Fake news, rank nonsense, and conspiracy theories are the only pseudo-intellectual diet of most people.

3. Distrust of authority

People distrust the government, experts, doctors, pharmaceutical companies, labs, universities, politicians, and the media. Instead, they rely on uninformed word of mouth, charlatans, and con-artists whose trashy wares are purveyed on YouTube and other such online unmitigated garbage dumps.

4. Narcissism

Infatuation with one’s self leads to extreme risk aversion and inordinate measures of pampering, self-medication, and self-protection. People consider their cosmically significant and unprecedently unique and treasured lives to be worthy of the utmost efforts at preservation.

Narcissistic mortification

Narcissistic mortification is “intense fear associated with narcissistic injury and humiliation … the shocking reaction when individuals face the discrepancy between an endorsed or ideal view of the self and a drastically contrasting realization” (Freud in Ronningstam, 2013).

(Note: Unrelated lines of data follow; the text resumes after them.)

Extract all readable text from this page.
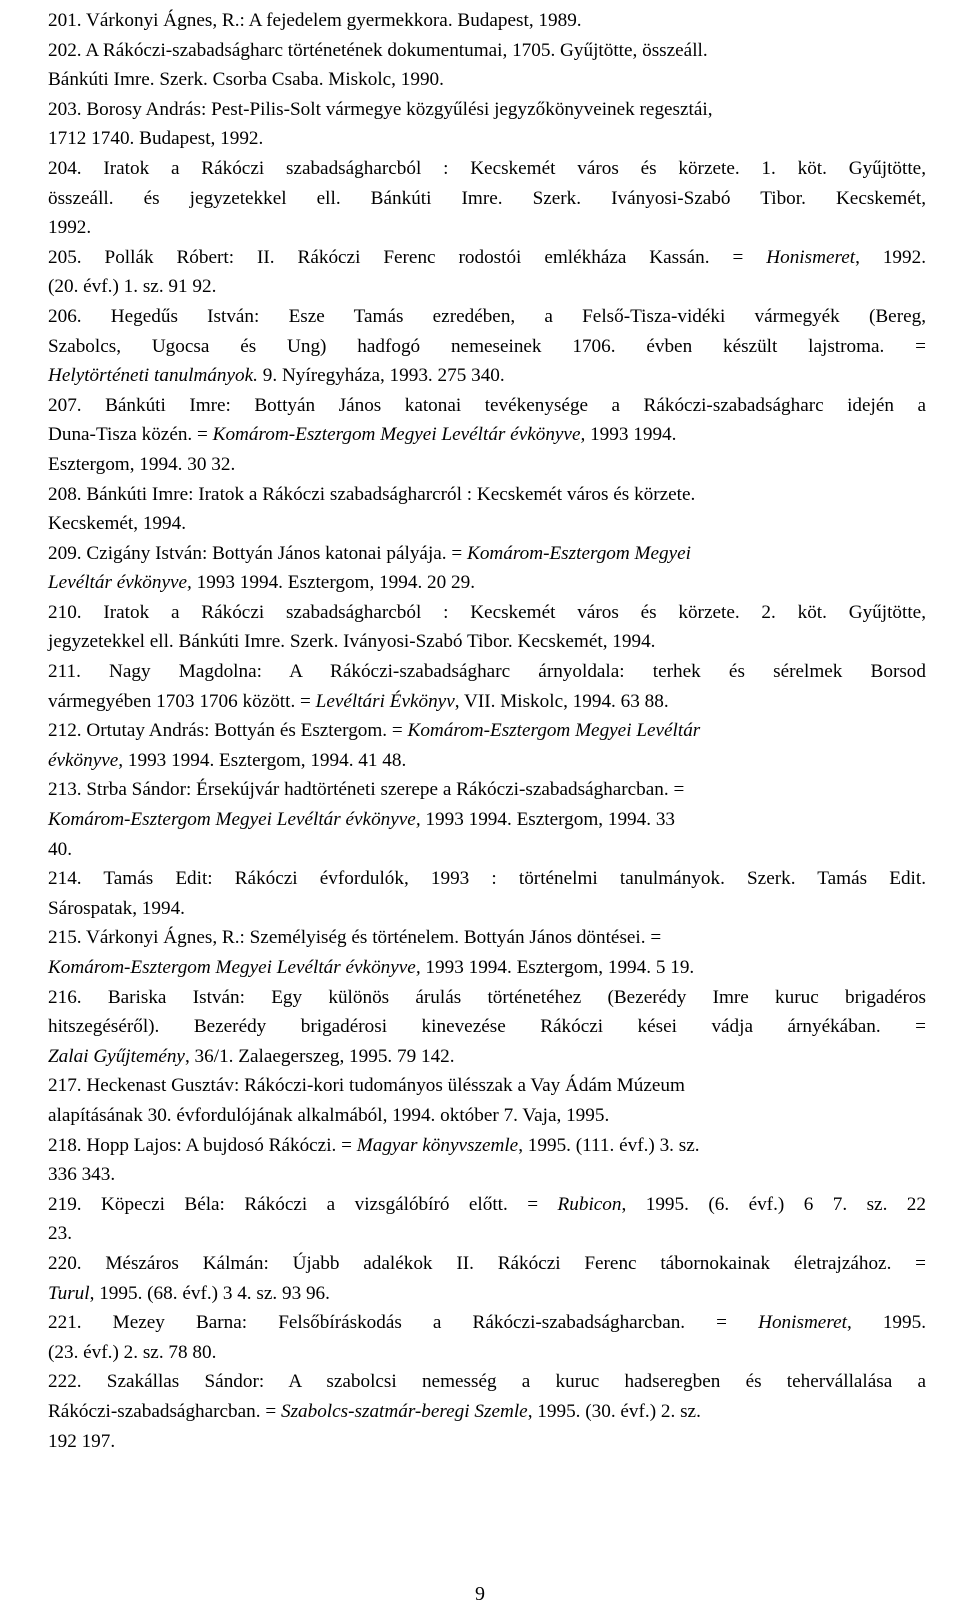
201. Várkonyi Ágnes, R.: A fejedelem gyermekkora. Budapest, 1989.
202. A Rákóczi-szabadságharc történetének dokumentumai, 1705. Gyűjtötte, összeáll.
Bánkúti Imre. Szerk. Csorba Csaba. Miskolc, 1990.
203. Borosy András: Pest-Pilis-Solt vármegye közgyűlési jegyzőkönyveinek regesztái,
1712 1740. Budapest, 1992.
204. Iratok a Rákóczi szabadságharcból : Kecskemét város és körzete. 1. köt. Gyűjtötte,
összeáll. és jegyzetekkel ell. Bánkúti Imre. Szerk. Iványosi-Szabó Tibor. Kecskemét,
1992.
205. Pollák Róbert: II. Rákóczi Ferenc rodostói emlékháza Kassán. = Honismeret, 1992.
(20. évf.) 1. sz. 91 92.
206. Hegedűs István: Esze Tamás ezredében, a Felső-Tisza-vidéki vármegyék (Bereg,
Szabolcs, Ugocsa és Ung) hadfogó nemeseinek 1706. évben készült lajstroma. =
Helytörténeti tanulmányok. 9. Nyíregyháza, 1993. 275 340.
207. Bánkúti Imre: Bottyán János katonai tevékenysége a Rákóczi-szabadságharc idején a
Duna-Tisza közén. = Komárom-Esztergom Megyei Levéltár évkönyve, 1993 1994.
Esztergom, 1994. 30 32.
208. Bánkúti Imre: Iratok a Rákóczi szabadságharcról : Kecskemét város és körzete.
Kecskemét, 1994.
209. Czigány István: Bottyán János katonai pályája. = Komárom-Esztergom Megyei
Levéltár évkönyve, 1993 1994. Esztergom, 1994. 20 29.
210. Iratok a Rákóczi szabadságharcból : Kecskemét város és körzete. 2. köt. Gyűjtötte,
jegyzetekkel ell. Bánkúti Imre. Szerk. Iványosi-Szabó Tibor. Kecskemét, 1994.
211. Nagy Magdolna: A Rákóczi-szabadságharc árnyoldala: terhek és sérelmek Borsod
vármegyében 1703 1706 között. = Levéltári Évkönyv, VII. Miskolc, 1994. 63 88.
212. Ortutay András: Bottyán és Esztergom. = Komárom-Esztergom Megyei Levéltár
évkönyve, 1993 1994. Esztergom, 1994. 41 48.
213. Strba Sándor: Érsekújvár hadtörténeti szerepe a Rákóczi-szabadságharcban. =
Komárom-Esztergom Megyei Levéltár évkönyve, 1993 1994. Esztergom, 1994. 33
40.
214. Tamás Edit: Rákóczi évfordulók, 1993 : történelmi tanulmányok. Szerk. Tamás Edit.
Sárospatak, 1994.
215. Várkonyi Ágnes, R.: Személyiség és történelem. Bottyán János döntései. =
Komárom-Esztergom Megyei Levéltár évkönyve, 1993 1994. Esztergom, 1994. 5 19.
216. Bariska István: Egy különös árulás történetéhez (Bezerédy Imre kuruc brigadéros
hitszegéséről). Bezerédy brigadérosi kinevezése Rákóczi kései vádja árnyékában. =
Zalai Gyűjtemény, 36/1. Zalaegerszeg, 1995. 79 142.
217. Heckenast Gusztáv: Rákóczi-kori tudományos ülésszak a Vay Ádám Múzeum
alapításának 30. évfordulójának alkalmából, 1994. október 7. Vaja, 1995.
218. Hopp Lajos: A bujdosó Rákóczi. = Magyar könyvszemle, 1995. (111. évf.) 3. sz.
336 343.
219. Köpeczi Béla: Rákóczi a vizsgálóbíró előtt. = Rubicon, 1995. (6. évf.) 6 7. sz. 22
23.
220. Mészáros Kálmán: Újabb adalékok II. Rákóczi Ferenc tábornokainak életrajzához. =
Turul, 1995. (68. évf.) 3 4. sz. 93 96.
221. Mezey Barna: Felsőbíráskodás a Rákóczi-szabadságharcban. = Honismeret, 1995.
(23. évf.) 2. sz. 78 80.
222. Szakállas Sándor: A szabolcsi nemesség a kuruc hadseregben és tehervállalása a
Rákóczi-szabadságharcban. = Szabolcs-szatmár-beregi Szemle, 1995. (30. évf.) 2. sz.
192 197.
9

Rothstein (ibid.): “… fear of falling short of ideals with the loss of perfection and accompanying humiliation”. This fear extends to intimacy in interpersonal relationships (Fiscalini), unrealized or forbidden wishes and related defenses (Horowitz), and, as Kohut put it: “fear associated with rejection, isolation, and loss of contact with reality, and loss of admiration, equilibrium, and important objects.”

The entire personality is overwhelmed by impotent ineluctability and a lack of alternatives (inability to force objects to conform or to rely on their goodwill). Mortification reflects the activity of infantile strategies of coping with frustration or repression (such as grandiosity) and attendant psychological defense mechanisms (eg, splitting, denial, magical thinking).

The pandemic of COVID-19 hit everyone simultaneously as a universal, inescapable external shock. We are going through the five stages of the Kubler-Ross cycle of grief: denial, anger, bargaining, depression, acceptance.